Default student_t priors in brms

Hello @paul.buerkner, I encounter this prior problem and here are my questions:

  • How is \sigma scale calculated in t-distribution in brms? In the paper, you said the degrees of freedom \nu is 3 by default, and the second argument, presumably, is the median of the data. But I didn’t find an explanation on how the \sigma is calculated.
  • What default priors do population-level effects b use in brms? If I use get_prior, the prior of b is empty, and I didn’t find the prior information by using make_stancode either.

Thank you in advance for your time and help.

sigma is connected to the SD via SD = nu / (nu - 2) sigma, so it is almost the SD for large nu.

an empty prior means improper flat prior in stan and hence in brms as well.

1 Like

Hi Paul, thank you for your reply.
I still have a problem. I checked my data and the prior, the formula doesn’t seem correct. It is a simple linear model y\sim N(1+x,\tau^2). The prior for the intercept that I got from brms is student_t(3, 84.7, 31.3), where \nu=3, \mu=84.7, and the scale \sigma=31.3. However, the sd of y is 25.6, hence \sigma should be 8.54 according to sd=\frac{\nu}{\nu-2}\sigma.
Did I misunderstand the formula? and may I know why did you choose this formula to calculate \sigma? Thank you so much for your time.

Hi Paul, I still couldn’t get the formula run correctly.

x <- rnorm(100)
y <- 1+x
dat <- data.frame(x=x,y=y)
fm <- brmsformula(y~1+x)

Then I have the following priros:

    prior                class coef group resp dpar nlpar bound
                             b    x                            
student_t(3, 1.1, 2.5)   Intercept                                 
student_t(3, 0, 2.5)     sigma

sd(y)= 0.91 and median(y)=1.06. Then the scale should be less than sd.
I couldn’t figure it out. Thank you for your help.

While I think it is worthwhile to be clear on how brms computes it’s default prior, I am not sure it is worthwhile to spend too much time with them - unless automatic prior choice is your area of reasearch. brms just does some guesses to mildly regularize the posterior while making it unlikely the prior biases the inferences. It is always better to provide your own priors motivated by domain knowledge and/or prior predictive checks, so if you have the slightest doubts about default priors, you should probably override them.
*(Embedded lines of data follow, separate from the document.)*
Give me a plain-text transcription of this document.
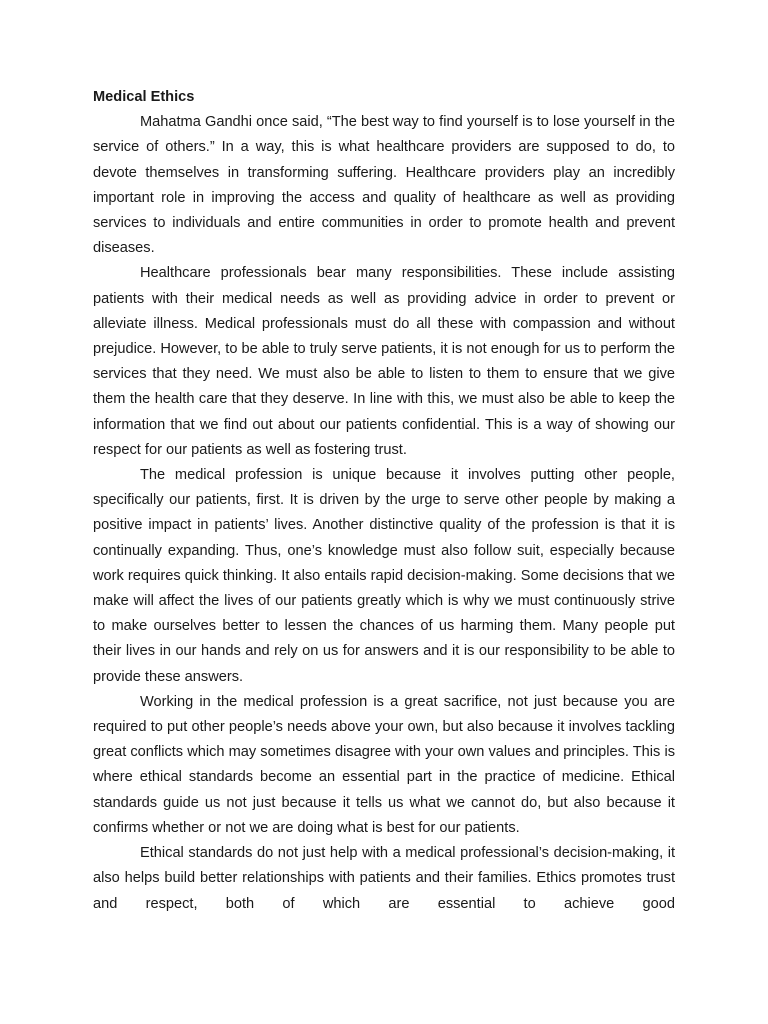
Medical Ethics

Mahatma Gandhi once said, “The best way to find yourself is to lose yourself in the service of others.” In a way, this is what healthcare providers are supposed to do, to devote themselves in transforming suffering. Healthcare providers play an incredibly important role in improving the access and quality of healthcare as well as providing services to individuals and entire communities in order to promote health and prevent diseases.

Healthcare professionals bear many responsibilities. These include assisting patients with their medical needs as well as providing advice in order to prevent or alleviate illness. Medical professionals must do all these with compassion and without prejudice. However, to be able to truly serve patients, it is not enough for us to perform the services that they need. We must also be able to listen to them to ensure that we give them the health care that they deserve. In line with this, we must also be able to keep the information that we find out about our patients confidential. This is a way of showing our respect for our patients as well as fostering trust.

The medical profession is unique because it involves putting other people, specifically our patients, first. It is driven by the urge to serve other people by making a positive impact in patients’ lives. Another distinctive quality of the profession is that it is continually expanding. Thus, one’s knowledge must also follow suit, especially because work requires quick thinking. It also entails rapid decision-making. Some decisions that we make will affect the lives of our patients greatly which is why we must continuously strive to make ourselves better to lessen the chances of us harming them. Many people put their lives in our hands and rely on us for answers and it is our responsibility to be able to provide these answers.

Working in the medical profession is a great sacrifice, not just because you are required to put other people’s needs above your own, but also because it involves tackling great conflicts which may sometimes disagree with your own values and principles. This is where ethical standards become an essential part in the practice of medicine. Ethical standards guide us not just because it tells us what we cannot do, but also because it confirms whether or not we are doing what is best for our patients.

Ethical standards do not just help with a medical professional’s decision-making, it also helps build better relationships with patients and their families. Ethics promotes trust and respect, both of which are essential to achieve good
Does that make sense? Or is your inquiry primarily investigation of those “guessed” priors themselves?

Also, I moved the discussion to a new topic as it is really separate from the original question.

Hello @martinmodrak, thanks for moving my question to a separate thread. I encountered this problem and was wondering how the default prior was chosen by brms. I agree with you that it is always a good choice for users to select their own priors and run a prior predictive check. However, the mechanism behind brms on how the scaled parameter \sigma was chosen is still unclear. Thank you.

The prior is computed in:

(for intercept this is called with center = FALSE, and the most relevant part is location_y <- round(median(y_link), 1) )

Does that answer your question?


Thank you, @martinmodrak. I found the solution from the link you provided.

scale_y <- round(mad(y_link), 1)
scale <- max(scale, scale_y)

The default scale parameter \sigma that brms uses is 2.5, and uses mad(y), which is the Median Absolute Deviation of y, if it is greater than 2.5. Otherwise, it stays with the default.

The mad is calculated from R with the default parameter constant = 1.4826.

Here are two examples:

x <- 1:100
y <- rnorm(100,sd=1)
dat <- data.frame(x=x,y=y)
fm <- brmsformula(y~1+x)

The prior is student_t(3, 0.1, 2.5) where \sigma=2.5 because mad(y) is 0.8897214<2.5.

x <- 1:100
y <- x+ rnorm(100,sd=1)
dat <- data.frame(x=x,y=y)
fm <- brmsformula(y~1+x)

The prior is student_t(3, 50.6, 38.8) and \sigma=38.8 because mad(y) is 38.7882>2.5.

Thank you so much! It is clear to me now.